An this is how Yogurt Up was born. Actually not. Yogurt up was born by looking at a food without caring about how to 3d print it. Everything started during my last visit to Korea, I was having dinner and my mother in law hand me a greek yogurt. Is funny how things that are so obvious some times are overlooked. After the first two spoons I realized that the texture of it was good to 3d print. And start playing with it. A week later when I was back to San Francisco and I bought 5 different types of yogurt and start experimenting with it.
Not all of them have the same consistency, obviously but I finally settle for Fage greek yogurt (we are not sponsored by them but would be cool 😉 ). The first test printing yogurt was free hand, without the printer just the extruder. That helped to try different deposition techniques.

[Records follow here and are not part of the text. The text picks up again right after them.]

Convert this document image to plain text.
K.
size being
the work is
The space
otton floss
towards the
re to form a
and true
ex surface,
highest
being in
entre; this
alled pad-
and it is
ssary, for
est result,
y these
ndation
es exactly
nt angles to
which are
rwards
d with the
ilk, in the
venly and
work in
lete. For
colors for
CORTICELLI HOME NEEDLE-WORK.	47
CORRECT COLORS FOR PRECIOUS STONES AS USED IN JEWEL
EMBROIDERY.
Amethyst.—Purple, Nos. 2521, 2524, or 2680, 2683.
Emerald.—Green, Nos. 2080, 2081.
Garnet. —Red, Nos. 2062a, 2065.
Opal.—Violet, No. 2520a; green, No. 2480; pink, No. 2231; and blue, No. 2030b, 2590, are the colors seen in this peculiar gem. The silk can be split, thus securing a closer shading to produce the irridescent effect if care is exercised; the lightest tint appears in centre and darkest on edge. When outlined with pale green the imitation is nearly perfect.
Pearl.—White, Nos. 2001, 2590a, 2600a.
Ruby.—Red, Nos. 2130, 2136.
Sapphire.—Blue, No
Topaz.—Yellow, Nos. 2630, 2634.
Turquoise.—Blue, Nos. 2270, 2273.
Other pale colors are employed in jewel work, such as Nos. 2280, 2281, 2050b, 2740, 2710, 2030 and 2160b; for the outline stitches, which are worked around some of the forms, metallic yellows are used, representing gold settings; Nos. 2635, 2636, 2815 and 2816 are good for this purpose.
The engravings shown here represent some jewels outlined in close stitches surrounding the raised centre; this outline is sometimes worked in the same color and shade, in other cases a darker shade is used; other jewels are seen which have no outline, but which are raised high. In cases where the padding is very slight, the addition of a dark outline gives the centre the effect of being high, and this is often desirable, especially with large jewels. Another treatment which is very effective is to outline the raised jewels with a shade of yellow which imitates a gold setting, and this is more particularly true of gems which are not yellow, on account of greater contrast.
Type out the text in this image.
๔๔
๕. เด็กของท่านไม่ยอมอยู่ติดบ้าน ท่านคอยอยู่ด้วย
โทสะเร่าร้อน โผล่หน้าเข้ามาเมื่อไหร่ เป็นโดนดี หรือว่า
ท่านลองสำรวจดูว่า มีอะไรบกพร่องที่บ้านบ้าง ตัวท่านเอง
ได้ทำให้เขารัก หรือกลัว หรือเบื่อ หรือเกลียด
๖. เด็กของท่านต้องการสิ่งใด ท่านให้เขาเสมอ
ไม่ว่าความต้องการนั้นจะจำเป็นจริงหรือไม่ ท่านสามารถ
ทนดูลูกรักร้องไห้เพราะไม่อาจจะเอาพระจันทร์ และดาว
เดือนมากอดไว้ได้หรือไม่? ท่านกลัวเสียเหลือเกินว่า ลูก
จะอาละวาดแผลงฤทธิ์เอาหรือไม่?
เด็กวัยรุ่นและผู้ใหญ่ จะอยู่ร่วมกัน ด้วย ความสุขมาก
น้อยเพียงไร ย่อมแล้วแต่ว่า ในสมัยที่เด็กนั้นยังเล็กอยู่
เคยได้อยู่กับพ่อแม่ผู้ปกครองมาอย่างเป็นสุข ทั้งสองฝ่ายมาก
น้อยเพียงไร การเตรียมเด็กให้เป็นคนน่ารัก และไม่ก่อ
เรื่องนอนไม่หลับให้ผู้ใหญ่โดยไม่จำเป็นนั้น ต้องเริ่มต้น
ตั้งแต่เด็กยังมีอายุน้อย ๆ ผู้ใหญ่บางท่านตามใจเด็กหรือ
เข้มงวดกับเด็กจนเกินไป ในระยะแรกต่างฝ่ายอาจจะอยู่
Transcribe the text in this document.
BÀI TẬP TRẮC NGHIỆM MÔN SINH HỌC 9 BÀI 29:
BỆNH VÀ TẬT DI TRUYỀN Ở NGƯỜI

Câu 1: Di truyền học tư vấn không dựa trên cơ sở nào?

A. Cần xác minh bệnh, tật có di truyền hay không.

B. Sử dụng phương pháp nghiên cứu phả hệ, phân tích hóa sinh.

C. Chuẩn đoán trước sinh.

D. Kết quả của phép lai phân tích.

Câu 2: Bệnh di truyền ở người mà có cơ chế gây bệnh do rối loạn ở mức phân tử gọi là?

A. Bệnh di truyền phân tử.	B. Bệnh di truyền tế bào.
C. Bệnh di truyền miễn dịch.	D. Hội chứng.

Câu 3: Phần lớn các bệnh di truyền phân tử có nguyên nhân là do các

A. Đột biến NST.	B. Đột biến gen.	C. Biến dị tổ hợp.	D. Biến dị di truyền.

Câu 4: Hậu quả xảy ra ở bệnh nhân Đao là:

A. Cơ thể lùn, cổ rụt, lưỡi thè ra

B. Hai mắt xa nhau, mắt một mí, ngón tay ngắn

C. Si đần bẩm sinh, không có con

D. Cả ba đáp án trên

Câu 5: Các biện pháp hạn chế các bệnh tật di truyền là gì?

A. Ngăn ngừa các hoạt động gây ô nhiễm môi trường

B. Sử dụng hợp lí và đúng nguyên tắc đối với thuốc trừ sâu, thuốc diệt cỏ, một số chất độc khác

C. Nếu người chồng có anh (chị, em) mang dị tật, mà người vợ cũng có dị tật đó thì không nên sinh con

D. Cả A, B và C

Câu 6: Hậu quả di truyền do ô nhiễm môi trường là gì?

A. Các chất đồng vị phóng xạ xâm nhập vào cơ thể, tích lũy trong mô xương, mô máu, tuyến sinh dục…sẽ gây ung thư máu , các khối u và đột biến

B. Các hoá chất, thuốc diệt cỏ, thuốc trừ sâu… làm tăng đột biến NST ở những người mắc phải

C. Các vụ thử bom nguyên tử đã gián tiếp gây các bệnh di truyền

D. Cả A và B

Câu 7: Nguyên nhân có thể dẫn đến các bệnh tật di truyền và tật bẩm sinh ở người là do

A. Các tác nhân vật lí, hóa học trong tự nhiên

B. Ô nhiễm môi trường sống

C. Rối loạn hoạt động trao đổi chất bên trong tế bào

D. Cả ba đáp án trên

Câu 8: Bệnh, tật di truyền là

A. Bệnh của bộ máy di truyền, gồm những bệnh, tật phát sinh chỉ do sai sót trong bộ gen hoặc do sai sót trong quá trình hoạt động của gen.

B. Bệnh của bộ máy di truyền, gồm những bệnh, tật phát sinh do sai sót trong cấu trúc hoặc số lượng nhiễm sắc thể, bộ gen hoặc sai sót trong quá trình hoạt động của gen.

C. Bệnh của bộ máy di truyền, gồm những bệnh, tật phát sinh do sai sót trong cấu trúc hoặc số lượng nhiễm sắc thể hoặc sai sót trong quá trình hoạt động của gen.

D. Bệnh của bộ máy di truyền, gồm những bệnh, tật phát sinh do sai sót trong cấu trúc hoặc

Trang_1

That was the instant when the non continuous dot technique started to take form.
The idea is to extrude big dots as building blocks elements.
By hand was easy to try but in order to test prints with the printer (DUH), a basic tool was mandatory to explore the parameters needed to control the technique. This was the moment the the Yogurt Up design tool was born.
What is it?
This is a test design tool that created dotted pyramids. The following video is a great visual aid to understand what the app does.
How to use it?
You are going to need a 3d printer with paste extruder. I am using Pinya3.
General pyramid parameters:
Height where the initial layer of dots will be be printed.
The distance between the bases of the previous layer of dots and the current one.
Printer head movement feedrate without printing.
Distance to retract the printer in the Z axis between travel from dot to dot.
Initial reservoir build up pressure to start printing with a paste extruder.
Release reservoir pressure to avoid oozing material.
This is the amount of rows and columns that the base pyramid layer will have. In previous video it was 3.
Distance between the center of each adjacent dot.
Distance between the dots layer base height and the starting dot printing height.
Final dot printing height refered to the current layer of dots.
Printing dot feedrate. Affects both the extrusion and Z axis.
- Dot extrusion [mm]
Distance to be extruded per dot.
Extruder retraction after each printed dot to avoid oozing/dripping material.
This is a test application, by no means I guarantee will work with your printer, therefore use it AS IS.
The output GCode start at the position x=0 and y=0.
We have tried, several different material; yogurt, chocolate mousse, hummus,… So extruding feedrate will totally depend on the material and the extruder that you are using. Actually fast prints will depend on that.